The panel was reviewing an FDA study of 110 trials that included 60,954 people and found an increase in asthma-related hospitalization, asthma-related intubation, and asthma-related death in asthmatic patients with the use of these drugs. The risk varied, however, depending on the particular drug studied.

For example, there were 20 asthma-related deaths, 16 among people taking long-acting beta agonists compared with four patients not taking these drugs. All the deaths were in patients taking Serevent, the FDA notes.

The increased risk wasn’t seen when a long-acting beta agonist was used along with an inhaled corticosteroid, the agency found.

The greatest risk appears to be among children aged 4 to 11; women also appeared to be at greater risk than men.

Weinberger thinks that long-acting beta agonists should be used only in combination with inhaled steroids.

“All trials of the combination of long-acting beta agonists and an inhaled steroid demonstrate substantial additive effect for patients not fully controlled on the inhaled steroid alone,” Weinberger said. “The sensible approach is to use the combination products only after inadequate control is observed with an inhaled steroid alone.”

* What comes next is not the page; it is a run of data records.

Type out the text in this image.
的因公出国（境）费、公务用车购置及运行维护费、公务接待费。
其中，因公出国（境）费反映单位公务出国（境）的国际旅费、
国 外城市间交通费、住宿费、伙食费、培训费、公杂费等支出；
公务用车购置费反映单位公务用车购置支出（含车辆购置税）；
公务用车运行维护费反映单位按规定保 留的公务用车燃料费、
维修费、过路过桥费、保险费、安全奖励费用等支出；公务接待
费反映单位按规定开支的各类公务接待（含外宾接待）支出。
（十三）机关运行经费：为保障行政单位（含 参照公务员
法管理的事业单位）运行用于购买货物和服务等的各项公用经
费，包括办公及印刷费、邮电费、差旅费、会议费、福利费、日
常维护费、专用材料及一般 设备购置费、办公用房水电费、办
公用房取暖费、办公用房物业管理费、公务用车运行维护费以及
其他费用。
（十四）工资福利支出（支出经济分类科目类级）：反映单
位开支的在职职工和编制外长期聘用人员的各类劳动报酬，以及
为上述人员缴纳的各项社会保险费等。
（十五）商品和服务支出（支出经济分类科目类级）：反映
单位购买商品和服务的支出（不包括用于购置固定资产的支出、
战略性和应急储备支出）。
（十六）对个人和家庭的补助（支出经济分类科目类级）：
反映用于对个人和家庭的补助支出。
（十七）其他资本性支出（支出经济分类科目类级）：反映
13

For their part, the drugs’ manufacturers said they believe there is adequate evidence that their products are safe and effective when used properly.

In a joint statement issued after the panel voted, Novartis and Schering-Plough said both companies “remain confident in the safety and efficacy of Foradil.” The statement added, “Novartis and Schering-Plough strongly disagree with the Joint Advisory Committees view that the benefits of Foradil do not outweigh its risks in patients using it according to current product labeling for the maintenance treatment of asthma. We believe this opinion is inconsistent with clinical evidence supporting the benefit/risk profile of Foradil in patients not adequately controlled on other asthma-controller treatments.”

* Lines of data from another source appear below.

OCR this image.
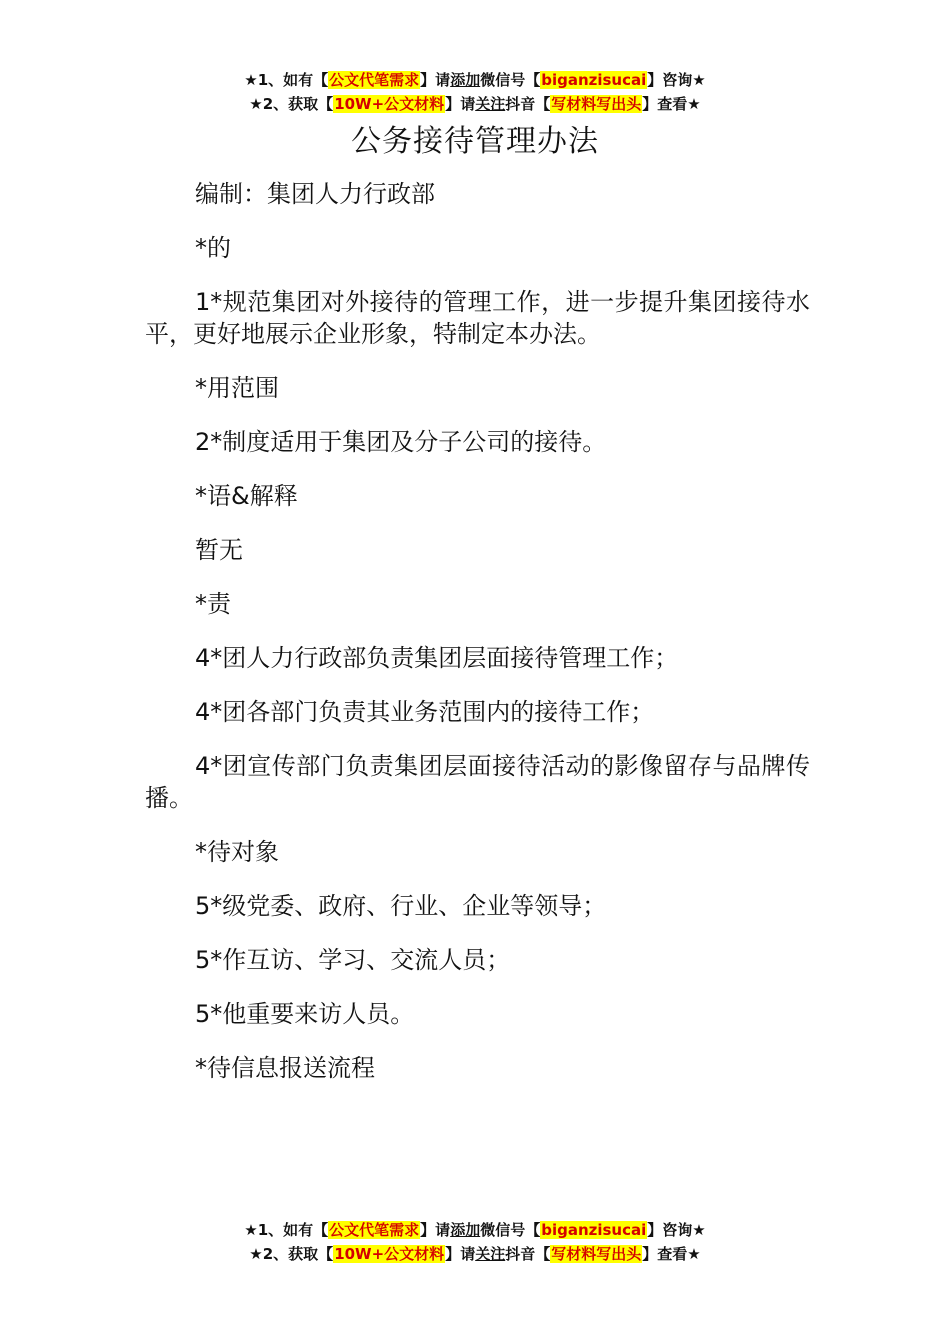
★1、如有【公文代笔需求】请添加微信号【biganzisucai】咨询★
★2、获取【10W+公文材料】请关注抖音【写材料写出头】查看★
公务接待管理办法

编制：集团人力行政部

*的

1*规范集团对外接待的管理工作，进一步提升集团接待水平，更好地展示企业形象，特制定本办法。

*用范围

2*制度适用于集团及分子公司的接待。

*语&解释

暂无

*责

4*团人力行政部负责集团层面接待管理工作；

4*团各部门负责其业务范围内的接待工作；

4*团宣传部门负责集团层面接待活动的影像留存与品牌传播。

*待对象

5*级党委、政府、行业、企业等领导；

5*作互访、学习、交流人员；

5*他重要来访人员。

*待信息报送流程

★1、如有【公文代笔需求】请添加微信号【biganzisucai】咨询★
★2、获取【10W+公文材料】请关注抖音【写材料写出头】查看★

In its statement before the vote, AstraZeneca said the company “believes that Symbicort exhibits a favorable benefit-risk profile in patients 6 years of age and older. Symbicort offers an important therapeutic option for asthma patients who cannot be adequately controlled on other asthma controller medications [low- to medium-dose inhaled corticosteroids] or whose disease severity clearly warrants initiation of treatment with two maintenance therapies.”